4. L'inconnue des négociations commerciales internationales
L'extension de la PAC pourrait peut-être susciter, pour la Communauté en voie d'élargissement, plus de difficultés externes qu'internes.
Deux contraintes doivent en effet être prise en compte :
- l'extension de la PAC aboutira à des conséquences incompatibles avec les engagements pris dans le cadre des accords de Marrakech, non seulement par la Communauté (en termes de soutien global), mais aussi par les pays candidats. Ces derniers n'ont pas négocié de manière satisfaisante leurs droits commerciaux, en n'intégrant pas véritablement à leurs démarches la perspective de leurs adhésions ; ils disposent donc de droits très limités et, au surplus, déclarés dans des monnaies nationales qui ont tendance à se déprécier fortement.
- les partenaires commerciaux de la Communauté seront fondés à demander à celle-ci des compensations à l'élargissement sur la base de l'article XXIV-6 du GATT (qui reste valide dans le cadre de l'OMC). Une situation paradoxale est en train de se créer à cet égard dans certains secteurs, dans la mesure où. en l'absence de restitutions à l'exportation vers les PAECO dans ces secteurs, les opérateurs européens et notamment français ont tendance à négliger ces marchés, permettant aux opérateurs américains d'y pénétrer et de se constituer ainsi des références qui justifieront, le moment venu, des demandes de compensation.
Compte tenu de la date probable des premières adhésions, le problème se posera cependant moins en termes de compatibilité de l'extension de la PAC avec les accords de Marrakech et les règles du GATT qu'en termes généraux de compatibilité de la PAC avec une libéralisation accrue du commerce agricole international. La perspective de l'élargissement risque d'être le prétexte de nouvelles offensives contre la PAC, analogues à celles qui furent menées au début des années 1990, lors de la phase finale du cycle de l'Uruguay. Malgré l'intérêt politique qui s'attache, pour l'ensemble du monde occidental, au succès du processus d'élargissement, on ne peut s'attendre à une attitude complaisante de la part des Etats-Unis.
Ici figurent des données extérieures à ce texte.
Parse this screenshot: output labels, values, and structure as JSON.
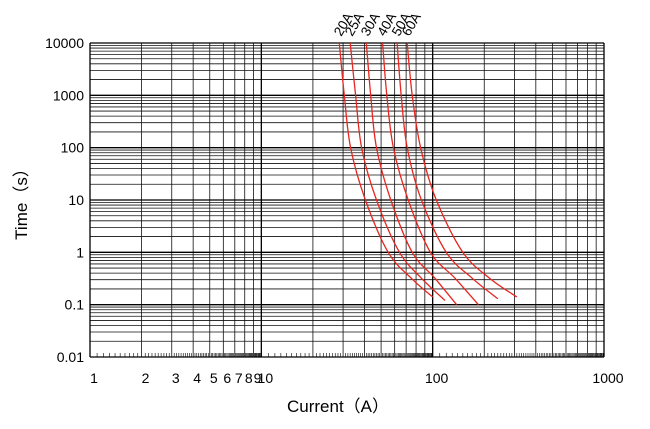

Les négociations dans ce domaine reprendront en effet en 1999, conformément à la « clause de rendez-vous » des accords de Marrakech, afin de « poursuivre l'objectif à long terme de réductions progressives et substantielles du soutien et de la protection » ; par ailleurs, la « clause de paix » inscrite dans les mêmes accords viendra à échéance en 2003. Les négociations d'élargissement auront donc pour toile de fond des négociations commerciales internationales dont elles seront par certains aspects un élément. Compte tenu de la tendance de certains États membres à donner inconditionnellement priorité au développement des échanges internationaux par rapport à la consolidation de l'Union élargie, cette situation réclamera de la part du Gouvernement la plus grande vigilance. Il convient d'espérer, à cet égard, une plus grande convergence entre la France et une Allemagne dont l'unification a sensiblement modifié les données agricoles.
Dans cette perspective, votre rapporteur approuve le principe suggéré par la Commission européenne, dans le « document de stratégie » précité, d'un « approfondissement » de la réforme de 1992. Développer, enrichir la réforme de 1992 n'est pas renier les objectifs fondamentaux de la PAC : approvisionner les consommateurs européens, contribuer à l'aménagement du territoire, être présent sur les marchés mondiaux ; c'est au contraire les poursuivre sous une forme adaptée aux évolutions du contexte européen et international. Sous cet angle, la question pourra se poser d'une éventuelle nouvelle baisse des prix institutionnels des céréales ; un assouplissement du système de prix du lait pourrait également être étudié.
Un approfondissement de la réforme pourrait au demeurant faciliter l'intégration des PAECO, à la condition de veiller, dans le cadre de la préparation à l'adhésion, à ce qu'ils prennent, dès maintenant, des orientations compatibles avec les buts poursuivis. La mise en place d'une régulation de l'offre laitière, particulièrement dans le cas de la Pologne, devrait constituer une démarche préalable à l'intégration ; de même, la recapitalisation du cheptel bovin devrait s'inscrire dans le cadre des équilibres généraux de la PAC, compte tenu des contraintes internationales.
En tout état de cause, il est difficile de ne pas se rallier à la conclusion du « volet agricole » de l'étude de l'OFCE : en définitive, les perspectives de réforme de la PAC « ne seront que très modérément influencées » par l'adhésion des PAECO considérée en elle-même (voir annexe, p. 67).